For advertisers generally, a voluntary settlement means: Advertising's critics would lose their easiest target; the concept of self-regulation of troublesome ads would be on display as an alternative to government action; and, most importantly, the dispute would be kept out of the courts, where judges might be tempted to bulldoze the First Amendment to muzzle tobacco ads in the name of protecting young people.

In testimony before the Senate Commerce Committee last week, the tobacco company CEOs warned they will never voluntarily agree to new restrictions on their advertising and marketing practices without liability protections. (One exception: They promised, no matter what, that cartoon characters are gone from their ads for good. Even tobacco companies, it seems, finally grasp the damage done by Camel's Old Joe campaign.)

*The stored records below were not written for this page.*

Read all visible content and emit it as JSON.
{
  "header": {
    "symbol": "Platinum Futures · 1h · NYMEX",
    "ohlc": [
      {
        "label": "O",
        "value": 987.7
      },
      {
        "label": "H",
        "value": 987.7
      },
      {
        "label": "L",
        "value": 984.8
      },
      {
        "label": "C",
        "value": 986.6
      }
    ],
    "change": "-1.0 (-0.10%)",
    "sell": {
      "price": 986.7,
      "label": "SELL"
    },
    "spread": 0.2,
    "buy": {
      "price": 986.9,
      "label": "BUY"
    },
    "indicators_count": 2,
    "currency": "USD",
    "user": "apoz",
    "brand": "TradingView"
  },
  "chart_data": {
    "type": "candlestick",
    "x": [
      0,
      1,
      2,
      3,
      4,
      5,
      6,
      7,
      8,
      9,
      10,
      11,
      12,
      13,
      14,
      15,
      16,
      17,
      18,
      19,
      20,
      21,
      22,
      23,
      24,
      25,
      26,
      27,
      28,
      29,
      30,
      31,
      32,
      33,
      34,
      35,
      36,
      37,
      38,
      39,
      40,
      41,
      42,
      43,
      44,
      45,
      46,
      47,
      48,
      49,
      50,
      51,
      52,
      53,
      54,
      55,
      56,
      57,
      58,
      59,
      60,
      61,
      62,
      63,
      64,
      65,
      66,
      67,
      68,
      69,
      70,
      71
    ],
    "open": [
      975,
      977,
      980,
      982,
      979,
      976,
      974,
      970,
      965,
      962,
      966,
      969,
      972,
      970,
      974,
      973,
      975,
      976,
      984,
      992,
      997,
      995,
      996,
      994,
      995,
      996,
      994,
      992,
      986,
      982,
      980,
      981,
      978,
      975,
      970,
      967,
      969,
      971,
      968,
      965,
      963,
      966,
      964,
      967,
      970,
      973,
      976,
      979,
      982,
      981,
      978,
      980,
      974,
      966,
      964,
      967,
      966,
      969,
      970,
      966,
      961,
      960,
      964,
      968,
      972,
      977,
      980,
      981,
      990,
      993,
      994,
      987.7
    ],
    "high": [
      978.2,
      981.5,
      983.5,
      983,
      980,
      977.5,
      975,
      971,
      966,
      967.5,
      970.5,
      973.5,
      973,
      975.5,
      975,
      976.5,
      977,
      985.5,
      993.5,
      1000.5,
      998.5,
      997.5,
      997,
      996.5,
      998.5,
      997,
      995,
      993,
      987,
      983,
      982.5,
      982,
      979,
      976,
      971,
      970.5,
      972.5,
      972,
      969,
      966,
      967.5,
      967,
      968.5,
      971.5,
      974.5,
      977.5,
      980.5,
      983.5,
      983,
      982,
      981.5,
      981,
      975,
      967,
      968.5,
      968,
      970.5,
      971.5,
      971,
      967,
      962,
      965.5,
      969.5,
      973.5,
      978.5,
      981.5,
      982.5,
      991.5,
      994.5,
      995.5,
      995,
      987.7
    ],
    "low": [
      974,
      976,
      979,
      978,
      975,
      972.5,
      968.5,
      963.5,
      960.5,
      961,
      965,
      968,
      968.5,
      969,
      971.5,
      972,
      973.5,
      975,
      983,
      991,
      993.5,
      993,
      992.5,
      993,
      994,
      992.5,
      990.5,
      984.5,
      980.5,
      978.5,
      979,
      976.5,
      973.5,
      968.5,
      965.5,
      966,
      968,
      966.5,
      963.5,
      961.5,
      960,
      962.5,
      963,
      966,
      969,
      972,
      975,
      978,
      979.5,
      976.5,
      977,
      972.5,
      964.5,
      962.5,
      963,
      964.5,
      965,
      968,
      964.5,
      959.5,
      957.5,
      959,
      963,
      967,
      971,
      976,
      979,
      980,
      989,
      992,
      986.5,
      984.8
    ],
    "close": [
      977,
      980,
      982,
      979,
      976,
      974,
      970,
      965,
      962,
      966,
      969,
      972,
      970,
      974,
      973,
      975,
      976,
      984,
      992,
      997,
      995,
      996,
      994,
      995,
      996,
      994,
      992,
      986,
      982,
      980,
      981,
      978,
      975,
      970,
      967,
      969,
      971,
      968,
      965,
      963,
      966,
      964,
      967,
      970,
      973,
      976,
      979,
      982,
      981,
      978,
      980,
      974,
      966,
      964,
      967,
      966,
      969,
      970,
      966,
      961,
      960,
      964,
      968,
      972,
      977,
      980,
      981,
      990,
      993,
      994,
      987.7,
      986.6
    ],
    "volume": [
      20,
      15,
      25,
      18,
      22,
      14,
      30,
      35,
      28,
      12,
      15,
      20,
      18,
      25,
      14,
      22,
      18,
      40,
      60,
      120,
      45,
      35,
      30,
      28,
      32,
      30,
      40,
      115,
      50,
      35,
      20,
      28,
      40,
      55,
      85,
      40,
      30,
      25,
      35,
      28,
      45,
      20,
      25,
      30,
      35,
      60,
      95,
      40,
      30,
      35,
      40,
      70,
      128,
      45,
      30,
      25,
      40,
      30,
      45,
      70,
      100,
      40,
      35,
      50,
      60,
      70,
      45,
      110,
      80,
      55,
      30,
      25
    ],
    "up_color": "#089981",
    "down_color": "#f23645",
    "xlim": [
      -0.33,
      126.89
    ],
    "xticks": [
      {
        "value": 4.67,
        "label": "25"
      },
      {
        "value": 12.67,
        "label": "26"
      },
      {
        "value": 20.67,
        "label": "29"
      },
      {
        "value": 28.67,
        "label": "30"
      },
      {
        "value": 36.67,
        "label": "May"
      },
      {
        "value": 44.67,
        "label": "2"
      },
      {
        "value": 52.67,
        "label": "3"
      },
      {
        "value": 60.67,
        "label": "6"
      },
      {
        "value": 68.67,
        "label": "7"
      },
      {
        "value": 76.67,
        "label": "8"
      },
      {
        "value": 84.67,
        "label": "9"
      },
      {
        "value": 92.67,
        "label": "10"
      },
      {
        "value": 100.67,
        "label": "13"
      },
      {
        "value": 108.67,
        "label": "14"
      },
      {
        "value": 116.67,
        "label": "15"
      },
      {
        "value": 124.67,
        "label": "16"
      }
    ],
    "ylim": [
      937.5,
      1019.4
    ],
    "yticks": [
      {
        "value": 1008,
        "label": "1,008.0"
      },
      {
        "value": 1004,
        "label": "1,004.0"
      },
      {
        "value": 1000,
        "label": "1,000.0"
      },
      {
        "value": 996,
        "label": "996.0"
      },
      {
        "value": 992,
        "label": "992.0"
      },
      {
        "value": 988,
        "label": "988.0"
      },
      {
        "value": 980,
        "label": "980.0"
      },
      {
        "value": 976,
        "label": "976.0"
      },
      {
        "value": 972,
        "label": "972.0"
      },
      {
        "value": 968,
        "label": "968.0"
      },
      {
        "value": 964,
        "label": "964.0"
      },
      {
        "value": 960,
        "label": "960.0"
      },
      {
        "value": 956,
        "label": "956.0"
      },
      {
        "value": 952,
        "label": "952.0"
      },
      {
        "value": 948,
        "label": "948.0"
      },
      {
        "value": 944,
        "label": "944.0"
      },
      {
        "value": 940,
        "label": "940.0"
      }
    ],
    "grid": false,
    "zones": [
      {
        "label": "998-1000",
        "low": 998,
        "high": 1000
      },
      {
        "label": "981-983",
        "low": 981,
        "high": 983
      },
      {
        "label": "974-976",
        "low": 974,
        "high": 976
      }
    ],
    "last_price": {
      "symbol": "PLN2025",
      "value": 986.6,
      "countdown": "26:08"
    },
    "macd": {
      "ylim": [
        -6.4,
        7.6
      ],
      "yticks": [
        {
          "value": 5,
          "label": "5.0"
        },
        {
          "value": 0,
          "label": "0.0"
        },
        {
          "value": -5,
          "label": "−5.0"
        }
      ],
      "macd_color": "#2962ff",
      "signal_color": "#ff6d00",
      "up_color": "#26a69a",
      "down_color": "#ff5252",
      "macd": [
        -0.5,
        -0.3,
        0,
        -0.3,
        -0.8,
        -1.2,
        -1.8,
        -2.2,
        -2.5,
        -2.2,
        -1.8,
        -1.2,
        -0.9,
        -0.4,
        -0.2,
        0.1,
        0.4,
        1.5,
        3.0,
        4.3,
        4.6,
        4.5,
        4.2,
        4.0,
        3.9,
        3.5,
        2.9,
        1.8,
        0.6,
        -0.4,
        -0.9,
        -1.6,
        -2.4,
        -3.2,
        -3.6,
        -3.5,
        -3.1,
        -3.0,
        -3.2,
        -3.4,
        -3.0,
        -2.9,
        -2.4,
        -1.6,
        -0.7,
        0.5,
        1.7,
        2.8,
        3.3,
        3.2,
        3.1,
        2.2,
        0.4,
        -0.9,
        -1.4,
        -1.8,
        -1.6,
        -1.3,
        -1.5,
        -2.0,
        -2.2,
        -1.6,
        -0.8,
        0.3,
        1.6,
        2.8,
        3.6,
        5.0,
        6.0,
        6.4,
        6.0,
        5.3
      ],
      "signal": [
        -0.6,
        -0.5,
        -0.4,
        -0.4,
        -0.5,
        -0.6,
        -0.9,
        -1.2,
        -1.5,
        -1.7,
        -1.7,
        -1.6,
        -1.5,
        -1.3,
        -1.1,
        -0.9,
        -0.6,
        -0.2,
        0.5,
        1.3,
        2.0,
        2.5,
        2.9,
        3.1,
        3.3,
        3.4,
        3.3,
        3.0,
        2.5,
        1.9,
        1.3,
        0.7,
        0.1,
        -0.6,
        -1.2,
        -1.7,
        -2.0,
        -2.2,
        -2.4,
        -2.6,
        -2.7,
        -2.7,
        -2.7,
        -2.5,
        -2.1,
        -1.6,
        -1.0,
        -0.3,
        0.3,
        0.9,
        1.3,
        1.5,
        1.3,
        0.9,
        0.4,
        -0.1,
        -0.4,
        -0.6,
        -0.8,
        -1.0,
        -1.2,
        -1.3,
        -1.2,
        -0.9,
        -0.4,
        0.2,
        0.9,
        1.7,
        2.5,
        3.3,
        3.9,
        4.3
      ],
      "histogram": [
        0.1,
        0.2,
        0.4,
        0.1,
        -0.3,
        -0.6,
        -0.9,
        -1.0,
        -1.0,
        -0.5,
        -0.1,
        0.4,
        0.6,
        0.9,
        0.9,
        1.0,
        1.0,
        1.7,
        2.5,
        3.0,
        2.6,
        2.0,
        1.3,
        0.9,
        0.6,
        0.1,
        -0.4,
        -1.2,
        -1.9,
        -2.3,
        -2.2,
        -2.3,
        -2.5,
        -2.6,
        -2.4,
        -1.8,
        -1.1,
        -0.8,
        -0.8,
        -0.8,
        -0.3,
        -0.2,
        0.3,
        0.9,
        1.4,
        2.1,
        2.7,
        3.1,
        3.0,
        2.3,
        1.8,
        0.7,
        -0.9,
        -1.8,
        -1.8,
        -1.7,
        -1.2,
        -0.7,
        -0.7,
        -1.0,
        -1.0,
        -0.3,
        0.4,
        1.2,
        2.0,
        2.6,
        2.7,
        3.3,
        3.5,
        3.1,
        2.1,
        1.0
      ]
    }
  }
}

While liability issues plainly are key to the tobacco executives, they are not the advertising industry's concern, nor should they be. Until now, however, the ad industry has supported in court the tobacco companies' First Amendment right to advertise -- even though many ad industry people have strong feelings about the dangers of smoking and the impact of tobacco advertising.

We've believed for some time that the ad industry should end its seemingly automatic backing for tobacco advertising rights. That was reinforced when the tobacco industry signed its pact with 40 state attorneys general last June -- an agreement in which they agreed voluntarily to curb many advertising and marketing practices.

The tobacco companies need to hear from the advertising community that a settlement that defuses these issues is a far better alternative than more litigation. And ad groups should be prepared to sit on the sidelines in any future court fight if the tobacco industry doesn't do its best to make a voluntary agreement a reality.


The supreme court was right to turn aside Clinton Administration objections and let stand lower court decisions that end federal laws and rules prohibiting TV and radio ads for casino gambling. While the decision technically affects just nine states in the West, including Nevada, a lower court has taken similar action in New Jersey.

It's hard to imagine how federal policy could continue to single out one form of gambling -- casinos -- and two media -- TV and radio -- when there is so much advertising going on for other forms of government-sanctioned gambling, particularly the ubiquitous state-operated lotteries, where the odds of winning are even longer than those found in casinos.

It is this sort of hard-to-justify government ad bans the courts are right to weed out.